Nous savons tous que la situation de nos finances publiques limite nos marges de manoeuvre. Mais nous ne pouvons ignorer, dans le même temps, les alertes répétées sur les conséquences d'un ralentissement de la transition écologique. Je pense notamment à l'audition du Haut Conseil pour le climat (HCC) en juillet dernier, ou encore la semaine passée aux échanges que nous avons eus avec des experts scientifiques dans le cadre d'une table ronde dédiée à l'entrée en vigueur du traité sur la haute mer.
Dans ce contexte, j'aimerais vous entendre sur deux points essentiels : estimez-vous que ce projet de budget est à la hauteur des enjeux de la transition écologique ? Quels enseignements tirez-vous des débats en cours à l'Assemblée nationale ?
Je vous cède à présent la parole pour un propos liminaire. Nos rapporteurs budgétaires interviendront ensuite, suivis de l'ensemble des membres de la commission, pour une séquence de questions-réponses.
Mme Monique Barbut, ministre de la transition écologique, de la biodiversité et des négociations internationales sur le climat et la nature. - Je tiens de nouveau à vous remercier de nous accueillir dans votre commission pour évoquer le portefeuille de ce ministère et les politiques que Catherine Chabaud, Mathieu Lefèvre et moi-même entendons mener à sa tête. Après avoir évoqué devant vous, au travers des enjeux de la COP 30, la dimension internationale de notre action, je vous expose à présent l'action que nous conduirons en France.
Cette séparation est certes quelque peu arbitraire, puisque les politiques écologiques s'inscrivent toutes dans un continuum. Elles se négocient à l'échelle internationale, s'incarnent nationalement, se déclinent territorialement et, surtout, se vivent localement.

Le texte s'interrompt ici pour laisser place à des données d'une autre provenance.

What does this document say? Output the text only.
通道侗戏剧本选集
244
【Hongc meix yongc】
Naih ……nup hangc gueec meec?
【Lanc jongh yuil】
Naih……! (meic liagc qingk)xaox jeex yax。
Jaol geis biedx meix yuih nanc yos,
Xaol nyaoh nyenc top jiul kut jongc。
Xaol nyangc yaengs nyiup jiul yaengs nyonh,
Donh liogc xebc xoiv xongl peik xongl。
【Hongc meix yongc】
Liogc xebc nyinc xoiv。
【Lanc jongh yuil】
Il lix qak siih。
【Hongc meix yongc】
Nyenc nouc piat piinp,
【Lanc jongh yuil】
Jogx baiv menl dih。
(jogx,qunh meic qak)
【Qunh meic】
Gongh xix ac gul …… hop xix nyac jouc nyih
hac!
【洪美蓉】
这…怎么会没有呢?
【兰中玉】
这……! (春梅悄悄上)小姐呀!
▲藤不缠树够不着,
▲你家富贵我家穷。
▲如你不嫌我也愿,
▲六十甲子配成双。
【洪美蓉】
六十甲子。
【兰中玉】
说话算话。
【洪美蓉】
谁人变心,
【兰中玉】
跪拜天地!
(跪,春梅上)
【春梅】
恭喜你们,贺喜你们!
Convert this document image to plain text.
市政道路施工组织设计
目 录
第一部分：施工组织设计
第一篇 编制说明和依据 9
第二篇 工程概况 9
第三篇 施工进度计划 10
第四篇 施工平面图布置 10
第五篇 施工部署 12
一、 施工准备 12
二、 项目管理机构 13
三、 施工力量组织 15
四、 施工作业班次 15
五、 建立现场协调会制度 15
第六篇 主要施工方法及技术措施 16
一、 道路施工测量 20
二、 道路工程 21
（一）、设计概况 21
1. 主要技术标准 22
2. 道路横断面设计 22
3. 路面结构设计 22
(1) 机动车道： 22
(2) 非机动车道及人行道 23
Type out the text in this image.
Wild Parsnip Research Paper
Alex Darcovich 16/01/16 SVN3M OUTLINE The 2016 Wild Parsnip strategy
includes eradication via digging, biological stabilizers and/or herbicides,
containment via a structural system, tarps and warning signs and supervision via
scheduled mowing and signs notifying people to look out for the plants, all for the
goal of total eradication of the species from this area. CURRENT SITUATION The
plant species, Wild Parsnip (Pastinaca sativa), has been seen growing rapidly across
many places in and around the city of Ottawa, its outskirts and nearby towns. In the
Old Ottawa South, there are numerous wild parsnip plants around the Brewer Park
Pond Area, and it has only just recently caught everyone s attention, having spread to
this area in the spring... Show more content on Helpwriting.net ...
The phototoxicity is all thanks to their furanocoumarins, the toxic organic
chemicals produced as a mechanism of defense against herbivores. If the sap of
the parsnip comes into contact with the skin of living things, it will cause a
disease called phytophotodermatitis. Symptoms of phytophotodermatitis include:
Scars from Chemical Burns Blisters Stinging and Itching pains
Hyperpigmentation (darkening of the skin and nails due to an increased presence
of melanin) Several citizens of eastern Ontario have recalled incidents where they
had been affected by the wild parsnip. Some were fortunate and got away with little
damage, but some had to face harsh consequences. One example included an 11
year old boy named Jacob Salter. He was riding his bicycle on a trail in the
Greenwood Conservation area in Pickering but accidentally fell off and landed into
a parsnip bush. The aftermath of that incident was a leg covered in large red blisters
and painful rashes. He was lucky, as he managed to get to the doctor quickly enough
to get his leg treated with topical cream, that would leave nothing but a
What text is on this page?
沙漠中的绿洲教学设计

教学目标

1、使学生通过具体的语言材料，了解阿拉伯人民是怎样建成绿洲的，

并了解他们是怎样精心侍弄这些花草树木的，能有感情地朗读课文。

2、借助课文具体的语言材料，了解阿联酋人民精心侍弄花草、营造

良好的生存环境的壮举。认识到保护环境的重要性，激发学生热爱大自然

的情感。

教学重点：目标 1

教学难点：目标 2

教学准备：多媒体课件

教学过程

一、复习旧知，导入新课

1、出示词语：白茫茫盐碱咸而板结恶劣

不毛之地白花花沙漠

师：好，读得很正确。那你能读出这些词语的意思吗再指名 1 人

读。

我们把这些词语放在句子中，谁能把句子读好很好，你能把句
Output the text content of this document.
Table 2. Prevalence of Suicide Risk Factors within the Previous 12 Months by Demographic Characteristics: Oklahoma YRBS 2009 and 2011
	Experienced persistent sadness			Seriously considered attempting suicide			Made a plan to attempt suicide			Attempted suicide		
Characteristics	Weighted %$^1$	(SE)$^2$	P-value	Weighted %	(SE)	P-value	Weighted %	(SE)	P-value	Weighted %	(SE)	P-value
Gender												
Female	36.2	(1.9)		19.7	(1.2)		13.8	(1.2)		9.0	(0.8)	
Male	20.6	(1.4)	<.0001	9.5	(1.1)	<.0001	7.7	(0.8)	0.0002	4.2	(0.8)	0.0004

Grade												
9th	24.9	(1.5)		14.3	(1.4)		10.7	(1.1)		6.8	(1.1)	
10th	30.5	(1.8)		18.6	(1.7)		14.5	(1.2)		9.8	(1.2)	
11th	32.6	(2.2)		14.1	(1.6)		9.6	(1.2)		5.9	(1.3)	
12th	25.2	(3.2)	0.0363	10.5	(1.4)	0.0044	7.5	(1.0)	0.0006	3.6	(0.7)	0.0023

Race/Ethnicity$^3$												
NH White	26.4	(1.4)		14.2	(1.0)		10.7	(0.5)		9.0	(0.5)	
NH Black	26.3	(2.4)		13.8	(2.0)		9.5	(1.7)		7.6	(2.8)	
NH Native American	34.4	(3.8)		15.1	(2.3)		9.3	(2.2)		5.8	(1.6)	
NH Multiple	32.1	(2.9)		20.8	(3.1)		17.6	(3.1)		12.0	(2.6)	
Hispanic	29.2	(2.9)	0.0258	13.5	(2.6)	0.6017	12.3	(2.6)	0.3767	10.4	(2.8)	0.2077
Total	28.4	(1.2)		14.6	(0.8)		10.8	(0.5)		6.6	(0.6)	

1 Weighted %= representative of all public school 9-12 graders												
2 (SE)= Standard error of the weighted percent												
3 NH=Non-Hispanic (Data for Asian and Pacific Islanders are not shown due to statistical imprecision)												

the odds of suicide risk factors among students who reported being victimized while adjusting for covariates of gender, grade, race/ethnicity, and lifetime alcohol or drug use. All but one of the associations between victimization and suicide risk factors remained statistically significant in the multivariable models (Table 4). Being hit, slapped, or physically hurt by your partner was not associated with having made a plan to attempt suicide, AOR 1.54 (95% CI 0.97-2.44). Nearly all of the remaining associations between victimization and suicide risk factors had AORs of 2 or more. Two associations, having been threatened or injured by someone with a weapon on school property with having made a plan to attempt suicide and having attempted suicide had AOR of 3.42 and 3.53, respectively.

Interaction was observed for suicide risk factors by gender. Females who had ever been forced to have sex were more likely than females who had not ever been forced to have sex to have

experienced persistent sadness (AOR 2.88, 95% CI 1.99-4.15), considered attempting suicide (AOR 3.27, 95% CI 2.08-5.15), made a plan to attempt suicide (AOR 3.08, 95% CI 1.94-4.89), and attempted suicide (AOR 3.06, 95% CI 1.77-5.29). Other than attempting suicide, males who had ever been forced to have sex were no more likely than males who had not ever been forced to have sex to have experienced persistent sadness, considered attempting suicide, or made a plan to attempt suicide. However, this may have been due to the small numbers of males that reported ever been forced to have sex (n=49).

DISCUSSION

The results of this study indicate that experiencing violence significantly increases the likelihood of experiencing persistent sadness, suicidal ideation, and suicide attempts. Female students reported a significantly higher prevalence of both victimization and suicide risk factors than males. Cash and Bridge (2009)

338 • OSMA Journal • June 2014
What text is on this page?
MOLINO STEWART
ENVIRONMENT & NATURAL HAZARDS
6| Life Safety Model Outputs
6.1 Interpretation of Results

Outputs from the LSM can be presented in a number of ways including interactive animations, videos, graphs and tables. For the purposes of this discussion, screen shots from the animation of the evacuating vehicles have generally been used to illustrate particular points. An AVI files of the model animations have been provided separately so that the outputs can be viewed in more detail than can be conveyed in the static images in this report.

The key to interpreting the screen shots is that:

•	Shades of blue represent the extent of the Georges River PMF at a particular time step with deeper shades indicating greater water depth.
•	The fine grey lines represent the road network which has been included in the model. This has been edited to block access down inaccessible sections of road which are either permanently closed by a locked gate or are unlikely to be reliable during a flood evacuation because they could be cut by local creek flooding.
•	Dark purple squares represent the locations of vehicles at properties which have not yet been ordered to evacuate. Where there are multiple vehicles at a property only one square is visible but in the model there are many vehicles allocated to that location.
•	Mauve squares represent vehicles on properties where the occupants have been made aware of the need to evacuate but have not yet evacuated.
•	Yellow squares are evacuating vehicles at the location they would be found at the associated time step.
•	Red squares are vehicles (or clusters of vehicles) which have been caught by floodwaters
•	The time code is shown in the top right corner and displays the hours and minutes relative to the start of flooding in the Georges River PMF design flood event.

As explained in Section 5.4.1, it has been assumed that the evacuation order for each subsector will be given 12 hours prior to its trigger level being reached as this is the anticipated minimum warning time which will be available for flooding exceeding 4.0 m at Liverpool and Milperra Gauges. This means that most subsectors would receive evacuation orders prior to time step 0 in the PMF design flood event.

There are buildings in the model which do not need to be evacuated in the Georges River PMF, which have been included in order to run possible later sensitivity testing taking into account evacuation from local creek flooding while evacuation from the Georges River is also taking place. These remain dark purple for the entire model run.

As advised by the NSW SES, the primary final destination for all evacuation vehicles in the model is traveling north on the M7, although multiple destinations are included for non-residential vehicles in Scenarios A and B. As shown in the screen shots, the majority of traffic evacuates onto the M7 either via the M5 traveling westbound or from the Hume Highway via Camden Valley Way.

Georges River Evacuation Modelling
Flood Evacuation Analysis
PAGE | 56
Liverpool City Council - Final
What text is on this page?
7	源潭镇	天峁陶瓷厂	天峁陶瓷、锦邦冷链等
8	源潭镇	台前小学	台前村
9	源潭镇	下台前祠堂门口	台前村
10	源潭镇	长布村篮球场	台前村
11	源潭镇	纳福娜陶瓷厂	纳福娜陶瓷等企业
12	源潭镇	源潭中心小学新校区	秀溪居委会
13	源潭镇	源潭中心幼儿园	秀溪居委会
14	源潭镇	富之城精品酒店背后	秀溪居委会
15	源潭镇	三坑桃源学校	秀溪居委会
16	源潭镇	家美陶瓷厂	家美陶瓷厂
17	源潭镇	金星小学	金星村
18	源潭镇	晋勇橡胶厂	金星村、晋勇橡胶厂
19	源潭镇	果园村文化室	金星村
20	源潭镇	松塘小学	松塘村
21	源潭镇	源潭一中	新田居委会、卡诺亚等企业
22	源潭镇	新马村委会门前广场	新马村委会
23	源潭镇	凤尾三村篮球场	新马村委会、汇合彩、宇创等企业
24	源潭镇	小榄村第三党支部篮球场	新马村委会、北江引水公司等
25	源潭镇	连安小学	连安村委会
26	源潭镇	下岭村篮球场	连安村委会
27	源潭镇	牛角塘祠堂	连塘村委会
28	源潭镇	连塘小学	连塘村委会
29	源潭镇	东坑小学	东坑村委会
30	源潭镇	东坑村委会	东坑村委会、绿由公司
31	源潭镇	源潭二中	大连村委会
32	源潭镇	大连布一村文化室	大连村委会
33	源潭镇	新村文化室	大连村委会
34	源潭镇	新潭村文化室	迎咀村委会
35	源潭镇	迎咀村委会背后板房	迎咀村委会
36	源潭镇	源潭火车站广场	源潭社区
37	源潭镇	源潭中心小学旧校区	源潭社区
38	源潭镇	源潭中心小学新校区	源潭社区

La lutte contre le dérèglement climatique a occupé une grande partie de ma carrière et j'ai pu défendre mes convictions au sein et auprès d'organisations internationales. J'ai fait ce choix parce que je sais que nous ne parviendrons pas seuls à lutter contre le dérèglement climatique, qu'il nous faut trouver des accords entre États pour éviter que chacun d'entre nous ne soit affecté dans son quotidien.
Ce qui était hélas prévisible et annoncé se confirme : nous assistons à la multiplication des aléas climatiques. L'incendie du massif des Corbières cet été, les cyclones Chido à Mayotte et Garance à La Réunion, ou encore les orages intenses qui ont frappé le Sud-Est en septembre dernier sont les premiers signes d'un climat qui se dérègle et d'une biodiversité qui s'érode. Pourtant, nombreux sont ceux qui continuent de contester la réalité du phénomène, voient dans les politiques écologiques une contrainte, voire une punition, et refusent d'en faire une priorité de nos politiques publiques.
Pour ma part, je me refuse à baisser les bras. L'écologie n'est pas une cause annexe, c'est ce qui nous permettra de garantir que notre planète restera viable demain, pour nous, pour nos enfants et petits-enfants.
Cette lutte ne nous exempte cependant pas des réalités actuelles. Dans un contexte budgétaire contraint, il est légitime que notre ministère limite ses dépenses.
En 2026, notre budget sera stabilisé à hauteur de 8,4 milliards d'euros.
Une utilisation efficiente et ciblée des fonds publics permet de garantir les investissements dans certains secteurs clés de la transition écologique. Nous préservons par exemple le fonds chaleur à son plus haut niveau historique, soit 800 millions d'euros.
Par ailleurs, nous misons sur une mobilisation accrue des capitaux privés afin d'amplifier nos investissements en faveur de la transition écologique. Un État qui oriente, un État qui cadre, un État qui incite : telle est ma vision des politiques écologiques. Dans cette perspective, les certificats d'économies d'énergie (CEE) sont amenés à occuper une part grandissante de nos financements. Selon nos estimations et sous réserve de la mobilisation qu'en feront les particuliers, ils pourraient apporter en 2026 un complément de financement de 2 milliards d'euros : 600 millions d'euros pour le bonus écologique, 400 millions d'euros pour le leasing social et jusqu'à 1 milliard d'euros pour MaPrimeRénov'.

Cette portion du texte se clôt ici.